Time. Fragility. Hope that we’ll leave something of worth behind us for whatever comes next.

That’s a striking album cover. What exactly are we looking at?
The photos are all by an esteemed British photographer and photojournalist named Peter Marlow. The album photo was taken in France, and it’s a subterranean fortress designed to house a giant cannon, known as the weapon of ‘last hope’, which is now a museum. The monolith in the photo housed the electronics that could’ve fired the guns able to reach London. The design work for the vinyl was done by the amazing Michael Cina.

Tell us a bit about the abandoned missile silo where this was recorded.
The piano was originally recorded in my home studio. The recordings sounded intimate and dry so I wanted to give them a sense of time and space. I’d gotten into watching videos of urban explorations of abandoned buildings, and I came across one that went into an abandoned missile silo outside of LA. These kinds of silos once ran up and down the whole coast of California. I pieced together how to get there and decided that it was the right place to try to ‘set’ the album. I loaded the piano recordings onto my laptop, got some battery-powered speakers, and went out with Ian Wellman, a field recorder and musician, to try to record the sound of my pieces playing back underground. It was a windy day so you can hear the wind howling and gusting over the cracks in the missile canopy above us. Hearing the piano playing with the isolation of the gusting wind added so much to the album in my opinion. I thought of the field recordings as if a person came across the piano playing by itself, and I ended the album with the sound of only wind and birds, as if the person walked out of the silo once they were done.

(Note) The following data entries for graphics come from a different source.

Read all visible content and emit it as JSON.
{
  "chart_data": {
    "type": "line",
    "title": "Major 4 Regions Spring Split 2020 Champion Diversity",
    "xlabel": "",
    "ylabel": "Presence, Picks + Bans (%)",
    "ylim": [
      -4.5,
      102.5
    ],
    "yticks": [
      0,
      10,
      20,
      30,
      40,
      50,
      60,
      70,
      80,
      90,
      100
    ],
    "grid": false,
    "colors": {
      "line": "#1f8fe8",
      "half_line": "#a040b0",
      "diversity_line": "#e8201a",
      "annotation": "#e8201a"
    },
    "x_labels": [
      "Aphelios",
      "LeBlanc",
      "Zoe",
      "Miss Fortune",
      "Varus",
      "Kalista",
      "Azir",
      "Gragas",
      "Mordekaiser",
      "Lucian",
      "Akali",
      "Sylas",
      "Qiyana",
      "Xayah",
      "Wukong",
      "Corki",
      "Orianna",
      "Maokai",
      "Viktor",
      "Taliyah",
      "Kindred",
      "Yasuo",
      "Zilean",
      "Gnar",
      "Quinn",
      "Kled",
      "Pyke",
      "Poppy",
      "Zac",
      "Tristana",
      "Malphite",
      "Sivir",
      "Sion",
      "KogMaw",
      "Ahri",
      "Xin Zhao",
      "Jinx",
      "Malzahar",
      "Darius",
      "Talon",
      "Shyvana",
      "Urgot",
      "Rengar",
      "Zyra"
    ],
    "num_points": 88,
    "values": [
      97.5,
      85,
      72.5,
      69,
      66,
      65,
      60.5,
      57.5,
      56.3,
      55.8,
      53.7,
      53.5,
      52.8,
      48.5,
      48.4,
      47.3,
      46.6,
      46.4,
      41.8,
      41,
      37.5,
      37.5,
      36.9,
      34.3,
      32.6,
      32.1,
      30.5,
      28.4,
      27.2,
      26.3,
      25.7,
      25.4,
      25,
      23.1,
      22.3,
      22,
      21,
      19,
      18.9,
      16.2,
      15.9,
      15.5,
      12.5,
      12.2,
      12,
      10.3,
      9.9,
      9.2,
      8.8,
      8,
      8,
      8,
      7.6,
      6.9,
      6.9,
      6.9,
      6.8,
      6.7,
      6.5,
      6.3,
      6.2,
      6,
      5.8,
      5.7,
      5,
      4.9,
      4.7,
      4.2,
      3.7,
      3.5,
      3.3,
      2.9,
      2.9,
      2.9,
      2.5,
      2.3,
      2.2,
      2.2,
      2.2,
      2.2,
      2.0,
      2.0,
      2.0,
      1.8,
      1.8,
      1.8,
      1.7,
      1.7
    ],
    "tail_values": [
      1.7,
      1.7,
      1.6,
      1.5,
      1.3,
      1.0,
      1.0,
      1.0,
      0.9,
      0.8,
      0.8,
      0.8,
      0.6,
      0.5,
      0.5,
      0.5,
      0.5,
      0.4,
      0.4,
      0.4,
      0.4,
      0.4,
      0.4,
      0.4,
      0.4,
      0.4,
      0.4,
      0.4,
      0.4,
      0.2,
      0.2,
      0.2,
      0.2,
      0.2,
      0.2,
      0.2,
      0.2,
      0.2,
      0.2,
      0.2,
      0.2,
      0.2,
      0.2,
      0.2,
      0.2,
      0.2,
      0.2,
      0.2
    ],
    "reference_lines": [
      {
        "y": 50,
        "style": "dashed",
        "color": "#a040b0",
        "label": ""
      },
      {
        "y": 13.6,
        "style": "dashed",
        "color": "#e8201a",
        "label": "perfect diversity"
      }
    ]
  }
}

What would a live setup look like for this?
We’re in the process of putting this together now. It won’t be a typical live show, more like an installation. An intimate chance to hear my album performed by the piano itself, with further ideas down the road.

How do you feel you have musically evolved through the years?
That’s an interesting question and one that I’ve thought about from time to time. If you look at my last three albums, 1979, Torn In Two, and We Will Live On, they are all stylistically different from each other. To me, that’s interesting, as it represents my desire to experiment and try new things. To others, it might be confusing. But the only reason my music is what it is, is because I follow my interests. I’m thrilled for the people that take that journey with me and find it through the line. I think it’s there.

What’s currently out there that excites you, in terms of sound design or music production, and something that you want to get a little deeper into?
Techno. It’s been interesting trying to deconstruct the subtly of the form and think about what makes something ‘work’ or whatever. It’s also nice getting ‘body’ after being ‘heady’ for a while. I sometimes feel like a pendulum swinging back and forth.

If it’s not a secret, can you tell us what you’re working on right now?
Drums… For years I’ve been trying to conceptualize how I could find my way back to the world of drums after being gone for a while. I think I’ve found it.